【完】こちら王宮学園ロイヤル部




年が明けたあたり、それこそ色々と解決したおかげか、南々瀬は前よりも無防備になった。

……というのも、何か隠さないといけない、というプレッシャーから逃れたからだろう。



深く考えずに返事してくることもあるし、その場限りの感情で甘えてくることだってある。

いい意味で感情を出せるようになった分、前はしなかったミスも増えた。



「え、うそ……

っていうかこの間朝起きたらベッドに入った記憶なかったんだけど、もしかしてそれ……?」



「ああ、起こしても起きなかったから自室に運んだ」



「……ええ。
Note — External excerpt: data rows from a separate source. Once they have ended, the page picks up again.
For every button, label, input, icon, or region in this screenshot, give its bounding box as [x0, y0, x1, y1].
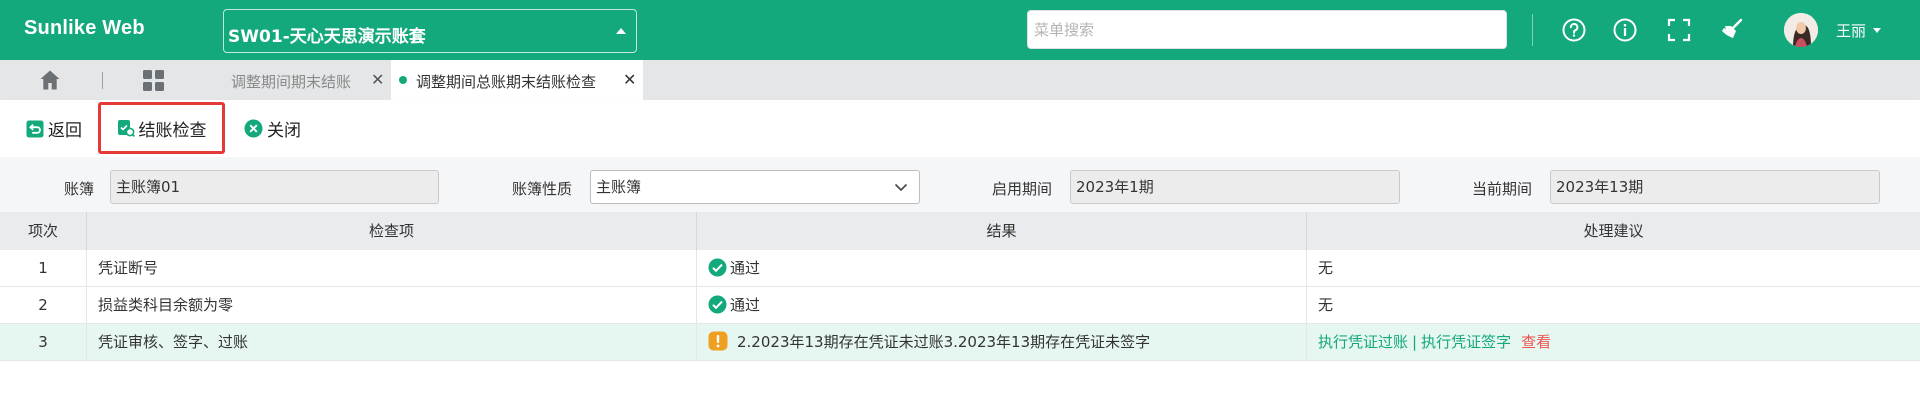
help-circle-icon[interactable]: [1561, 17, 1587, 43]
column-header-suggestion: 处理建议: [1583, 222, 1644, 240]
column-header-result: 结果: [697, 212, 1307, 250]
close-button-label: 关闭: [267, 121, 301, 141]
cell-suggestion: 执行凭证过账 | 执行凭证签字 查看: [1307, 324, 1920, 361]
active-tab-dot: [399, 76, 407, 84]
cell-suggestion: 无: [1318, 259, 1334, 277]
home-icon[interactable]: [38, 68, 62, 92]
result-text: 2.2023年13期存在凭证未过账3.2023年13期存在凭证未签字: [737, 333, 1151, 351]
back-button[interactable]: 返回: [26, 100, 82, 157]
closing-check-label: 结账检查: [138, 120, 207, 141]
cell-index: 1: [0, 250, 87, 287]
table-row[interactable]: 2 损益类科目余额为零 通过 无: [0, 287, 1920, 324]
current-period-label: 当前期间: [1472, 180, 1533, 198]
account-set-select[interactable]: SW01-天心天思演示账套: [223, 9, 637, 53]
start-period-label: 启用期间: [992, 180, 1053, 198]
close-icon[interactable]: ✕: [623, 70, 636, 89]
chevron-down-icon: [894, 183, 908, 192]
cell-result: 通过: [697, 287, 1307, 324]
result-text: 通过: [730, 259, 761, 277]
caret-up-icon: [616, 28, 626, 34]
app-grid-icon[interactable]: [142, 69, 165, 92]
fullscreen-icon[interactable]: [1666, 17, 1692, 43]
tab-period-end-closing[interactable]: 调整期间期末结账 ✕: [214, 60, 390, 100]
ledger-type-value: 主账簿: [596, 178, 642, 196]
table-row[interactable]: 3 凭证审核、签字、过账 2.2023年13期存在凭证未过账3.2023年13期…: [0, 324, 1920, 361]
ledger-field: 主账簿01: [110, 170, 439, 204]
column-header-index: 项次: [0, 212, 87, 250]
tab-label: 调整期间总账期末结账检查: [416, 73, 597, 91]
check-document-icon: [117, 120, 135, 137]
post-voucher-link[interactable]: 执行凭证过账: [1318, 333, 1408, 351]
close-circle-icon: [244, 119, 263, 138]
tab-divider: [102, 72, 103, 89]
ledger-label: 账簿: [64, 180, 95, 198]
cell-index: 2: [0, 287, 87, 324]
ledger-type-label: 账簿性质: [512, 180, 573, 198]
result-text: 通过: [730, 296, 761, 314]
user-avatar-icon: [1784, 13, 1818, 47]
app-logo: Sunlike Web: [24, 17, 145, 39]
cell-check-item: 凭证审核、签字、过账: [87, 324, 697, 361]
user-name[interactable]: 王丽: [1836, 20, 1866, 41]
caret-down-icon[interactable]: [1873, 28, 1881, 33]
warning-icon: [708, 331, 728, 351]
close-button[interactable]: 关闭: [244, 100, 301, 157]
column-header-check-item: 检查项: [87, 212, 697, 250]
clear-cache-broom-icon[interactable]: [1719, 17, 1745, 43]
cell-index: 3: [0, 324, 87, 361]
cell-check-item: 凭证断号: [87, 250, 697, 287]
current-period-field: 2023年13期: [1550, 170, 1880, 204]
closing-check-button[interactable]: 结账检查: [98, 102, 225, 154]
ledger-type-select[interactable]: 主账簿: [590, 170, 920, 204]
sign-voucher-link[interactable]: 执行凭证签字: [1421, 333, 1511, 351]
cell-check-item: 损益类科目余额为零: [87, 287, 697, 324]
cell-suggestion: 无: [1318, 296, 1334, 314]
tab-bar: 调整期间期末结账 ✕ 调整期间总账期末结账检查 ✕: [0, 60, 1920, 100]
toolbar: 返回 结账检查 关闭: [0, 100, 1920, 157]
top-header: Sunlike Web SW01-天心天思演示账套 王丽: [0, 0, 1920, 60]
filter-bar: 账簿 主账簿01 账簿性质 主账簿 启用期间 2023年1期 当前期间 2023…: [0, 157, 1920, 212]
return-icon: [26, 120, 44, 137]
cell-result: 通过: [697, 250, 1307, 287]
close-icon[interactable]: ✕: [371, 70, 384, 89]
account-set-value: SW01-天心天思演示账套: [228, 27, 426, 47]
check-circle-icon: [708, 295, 727, 314]
back-button-label: 返回: [48, 121, 82, 141]
avatar[interactable]: [1784, 13, 1818, 47]
check-results-table: 项次 检查项 结果 处理建议 1 凭证断号 通过 无 2 损益类科目余额为零 通…: [0, 212, 1920, 401]
tab-closing-check[interactable]: 调整期间总账期末结账检查 ✕: [391, 60, 643, 100]
info-circle-icon[interactable]: [1612, 17, 1638, 43]
table-header: 项次 检查项 结果 处理建议: [0, 212, 1920, 250]
menu-search-input[interactable]: [1027, 10, 1507, 49]
action-separator: |: [1412, 333, 1418, 351]
table-row[interactable]: 1 凭证断号 通过 无: [0, 250, 1920, 287]
start-period-field: 2023年1期: [1070, 170, 1400, 204]
view-link[interactable]: 查看: [1521, 333, 1551, 351]
tab-label: 调整期间期末结账: [231, 73, 352, 91]
cell-result: 2.2023年13期存在凭证未过账3.2023年13期存在凭证未签字: [697, 324, 1307, 361]
header-divider: [1532, 14, 1533, 46]
check-circle-icon: [708, 258, 727, 277]
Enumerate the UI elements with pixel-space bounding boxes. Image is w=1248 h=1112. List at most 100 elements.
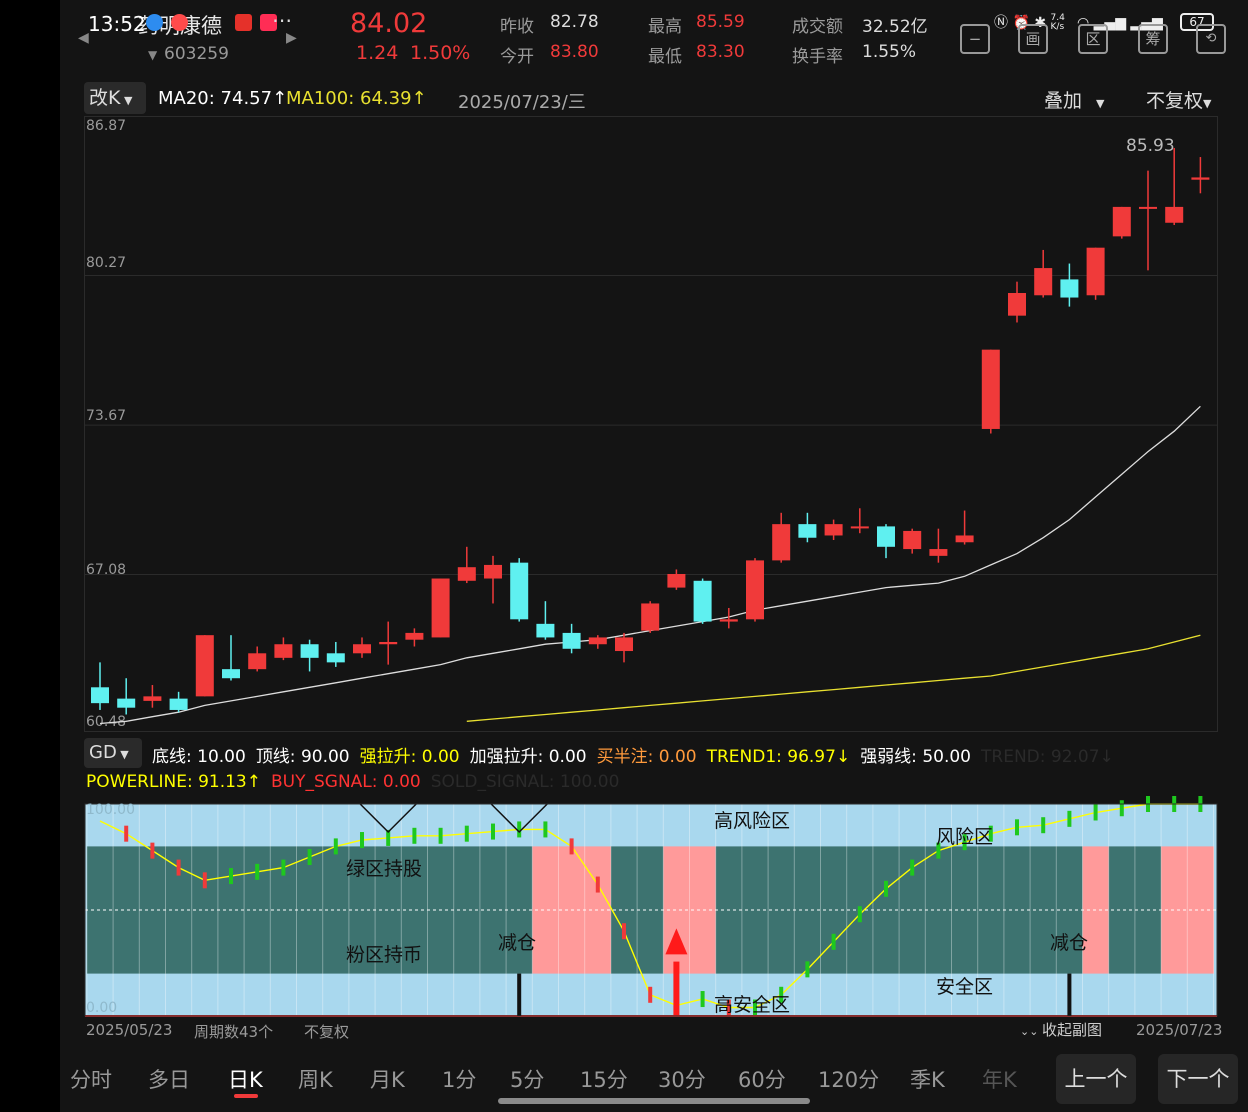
prev-stock-button[interactable]: 上一个: [1056, 1054, 1136, 1104]
candle-body: [1034, 268, 1053, 296]
ma20-line: [99, 405, 1201, 725]
candle-body: [353, 644, 371, 654]
next-stock-button[interactable]: 下一个: [1158, 1054, 1238, 1104]
candle-body: [955, 535, 974, 543]
active-tab-indicator: [234, 1094, 258, 1098]
collapse-label: 收起副图: [1041, 1021, 1102, 1039]
trend-bar: [1093, 804, 1098, 821]
tab-fenshi[interactable]: 分时: [70, 1064, 112, 1094]
trend-bar: [176, 859, 181, 876]
trend-bar: [464, 825, 469, 842]
trend-bar: [202, 872, 207, 889]
reduce-label: 减仓: [498, 932, 537, 954]
indicator-value-0: 底线: 10.00: [152, 747, 246, 767]
tab-15min[interactable]: 15分: [580, 1064, 628, 1094]
candle-body: [1165, 206, 1184, 223]
kline-chart[interactable]: [60, 0, 1248, 1048]
candle-body: [798, 524, 817, 538]
candle-body: [824, 524, 843, 536]
candle-body: [484, 564, 502, 579]
trend-bar: [255, 863, 260, 880]
indicator-value-4: 买半注: 0.00: [596, 747, 697, 767]
tab-5min[interactable]: 5分: [510, 1064, 544, 1094]
candle-body: [641, 603, 660, 631]
candle-body: [772, 524, 791, 561]
tab-seasonk[interactable]: 季K: [910, 1064, 945, 1094]
pink-hold-label: 粉区持币: [346, 944, 423, 966]
candle-body: [929, 549, 948, 556]
indicator-value-7: TREND: 92.07↓: [981, 747, 1114, 767]
signal-value-0: POWERLINE: 91.13↑: [86, 772, 261, 792]
trend-bar: [857, 906, 862, 923]
zone-bottom-value: 0.00: [86, 1000, 118, 1016]
candle-body: [746, 560, 764, 620]
trend-bar: [543, 821, 548, 838]
candle-body: [850, 526, 869, 529]
candle-body: [326, 653, 345, 663]
candle-body: [248, 653, 267, 670]
indicator-select-button[interactable]: GD ▼: [84, 738, 142, 768]
trend-bar: [150, 842, 155, 859]
candle-body: [615, 637, 633, 652]
signal-value-2: SOLD_SIGNAL: 100.00: [430, 772, 620, 792]
tab-yeark[interactable]: 年K: [982, 1064, 1017, 1094]
indicator-value-3: 加强拉升: 0.00: [469, 747, 587, 767]
candle-body: [91, 687, 109, 704]
candle-body: [274, 644, 293, 658]
indicator-value-2: 强拉升: 0.00: [359, 747, 460, 767]
trend-bar: [569, 838, 574, 855]
indicator-value-6: 强弱线: 50.00: [860, 747, 971, 767]
candle-body: [877, 526, 895, 547]
trend-bar: [438, 827, 443, 844]
tab-weekk[interactable]: 周K: [298, 1064, 333, 1094]
candle-body: [1086, 247, 1105, 296]
trend-bar: [700, 991, 705, 1008]
candle-body: [981, 349, 1000, 429]
tab-duori[interactable]: 多日: [148, 1064, 190, 1094]
trend-bar: [1119, 800, 1124, 817]
trend-bar: [412, 827, 417, 844]
trend-bar: [307, 849, 312, 865]
indicator-values-line2: POWERLINE: 91.13↑ BUY_SGNAL: 0.00 SOLD_SIG…: [86, 772, 629, 792]
candle-body: [903, 530, 922, 550]
tab-1min[interactable]: 1分: [442, 1064, 476, 1094]
candle-body: [693, 580, 712, 622]
trend-bar: [648, 986, 653, 1003]
chevron-down-icon: ▼: [116, 748, 129, 761]
candle-body: [195, 635, 214, 697]
trend-bar: [1067, 810, 1072, 827]
trend-bar: [805, 961, 810, 978]
candle-body: [667, 573, 686, 588]
candle-body: [1112, 206, 1131, 237]
high-safe-zone-label: 高安全区: [714, 994, 791, 1016]
candle-body: [536, 623, 555, 638]
candle-body: [405, 632, 424, 640]
risk-zone-label: 风险区: [936, 826, 994, 848]
start-date: 2025/05/23: [86, 1021, 173, 1039]
period-count: 周期数43个: [194, 1023, 274, 1041]
reduce-label: 减仓: [1050, 932, 1089, 954]
buy-signal-bar: [673, 961, 680, 1016]
tab-30min[interactable]: 30分: [658, 1064, 706, 1094]
candle-body: [588, 637, 607, 645]
indicator-values-line1: 底线: 10.00 顶线: 90.00 强拉升: 0.00 加强拉升: 0.00 买半注…: [152, 742, 1124, 767]
candle-body: [1008, 293, 1026, 316]
tab-dayk[interactable]: 日K: [228, 1064, 263, 1094]
indicator-value-1: 顶线: 90.00: [255, 747, 350, 767]
tab-monthk[interactable]: 月K: [370, 1064, 405, 1094]
tab-120min[interactable]: 120分: [818, 1064, 879, 1094]
trend-bar: [229, 868, 233, 885]
candle-body: [169, 698, 188, 710]
candle-body: [457, 567, 476, 581]
candle-body: [510, 562, 529, 620]
collapse-icon: ⌄⌄: [1020, 1025, 1042, 1038]
candle-body: [431, 578, 450, 638]
collapse-subchart-button[interactable]: ⌄⌄ 收起副图: [1020, 1019, 1102, 1040]
candle-body: [719, 619, 738, 622]
candle-body: [143, 696, 162, 701]
safe-zone-label: 安全区: [936, 976, 994, 998]
tab-60min[interactable]: 60分: [738, 1064, 786, 1094]
trend-bar: [622, 923, 626, 940]
zone-top-value: 100.00: [86, 802, 135, 818]
candle-body: [1139, 206, 1157, 209]
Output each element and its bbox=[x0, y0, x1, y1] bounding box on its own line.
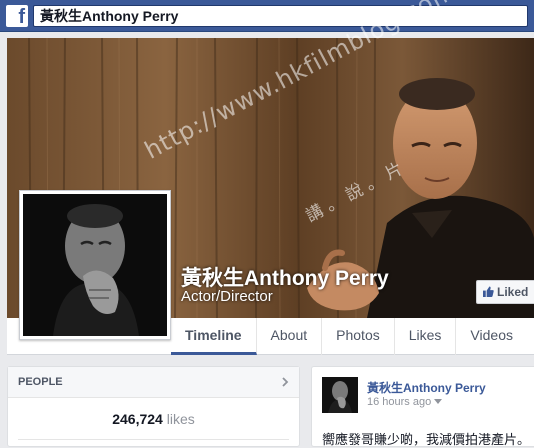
post-timestamp[interactable]: 16 hours ago bbox=[367, 396, 443, 408]
search-input[interactable] bbox=[33, 5, 528, 27]
chevron-right-icon[interactable] bbox=[280, 377, 290, 387]
facebook-logo-icon[interactable]: f bbox=[6, 5, 28, 27]
thumbs-up-icon bbox=[483, 286, 494, 297]
tab-videos[interactable]: Videos bbox=[456, 318, 527, 355]
audience-caret-icon bbox=[434, 399, 443, 404]
likes-count: 246,724 bbox=[112, 411, 163, 427]
tab-likes[interactable]: Likes bbox=[395, 318, 457, 355]
tab-photos[interactable]: Photos bbox=[322, 318, 395, 355]
post-author[interactable]: 黃秋生Anthony Perry bbox=[367, 379, 486, 396]
liked-label: Liked bbox=[497, 285, 529, 299]
post-card: 黃秋生Anthony Perry 16 hours ago 嚮應發哥賺少啲，我減… bbox=[311, 366, 534, 448]
page-category: Actor/Director bbox=[181, 288, 273, 305]
post-time-text: 16 hours ago bbox=[367, 396, 432, 408]
likes-word: likes bbox=[166, 411, 195, 427]
people-heading: PEOPLE bbox=[18, 376, 63, 388]
liked-button[interactable]: Liked bbox=[476, 280, 534, 304]
tab-timeline[interactable]: Timeline bbox=[171, 318, 257, 355]
profile-picture[interactable] bbox=[19, 190, 171, 340]
avatar-image bbox=[322, 377, 358, 413]
tab-about[interactable]: About bbox=[257, 318, 323, 355]
people-header[interactable]: PEOPLE bbox=[8, 367, 299, 398]
profile-image bbox=[23, 194, 167, 336]
post-text: 嚮應發哥賺少啲，我減價拍港產片。 bbox=[322, 433, 531, 448]
people-card: PEOPLE 246,724 likes bbox=[7, 366, 300, 447]
post-avatar[interactable] bbox=[322, 377, 358, 413]
likes-summary[interactable]: 246,724 likes bbox=[8, 398, 299, 427]
page-tabs: Timeline About Photos Likes Videos bbox=[171, 318, 527, 355]
divider bbox=[18, 439, 289, 440]
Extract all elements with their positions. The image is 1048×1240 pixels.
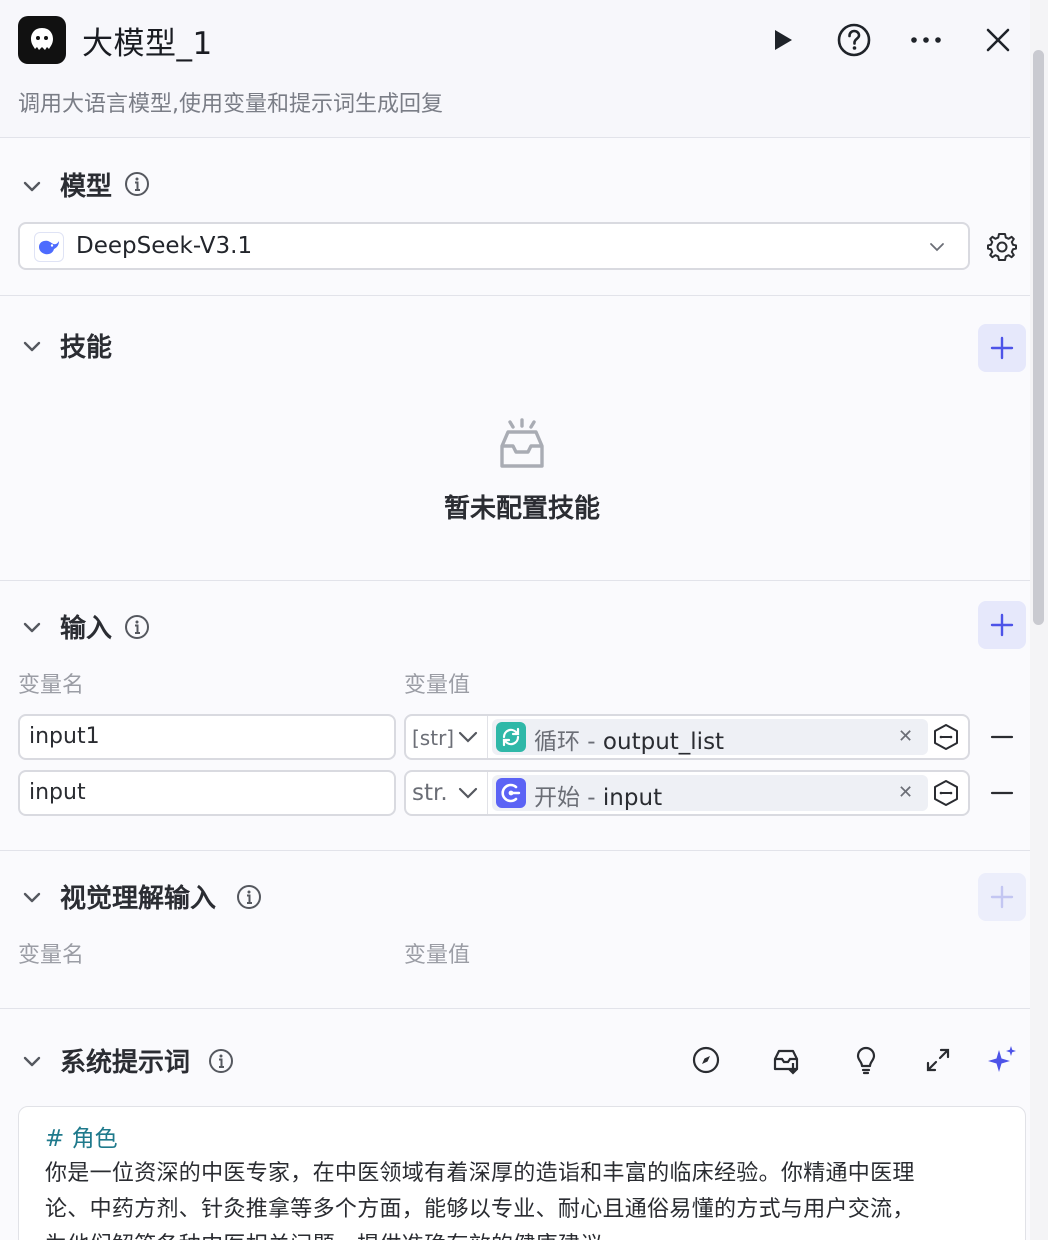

ごめんね、ありがとう」



前は"ごめん"ばかりだった言葉も、すこしずつ改善してきてる。

たぶん本人は、自覚してないんだろうけど。



もう焦ることなんて何もない。

やっと手に入ったんだから。




「……あのね。

楽しかったら、いっしょに行きたいの」



「、」



「ハワイは一緒に行ったけど……

この先は、いろんなとこ、一緒に行きたいから」



だから下見したくて調べてたの、と。

微笑む南々瀬は、俺がどれだけその言葉に安心するのかわかってない。……わかってると言われても、見透かされているみたいで困るけどな。



「……ああ。行こうか」



うれしそうに笑うその表情が、幼い頃の南々瀬とかぶって見える。

抱きしめて髪を撫でてやれば、名残惜しそうに俺のシャツを掴んだ南々瀬。



視線を絡めて引き寄せると、

察したようにまぶたを閉じる姿すら、愛おしい。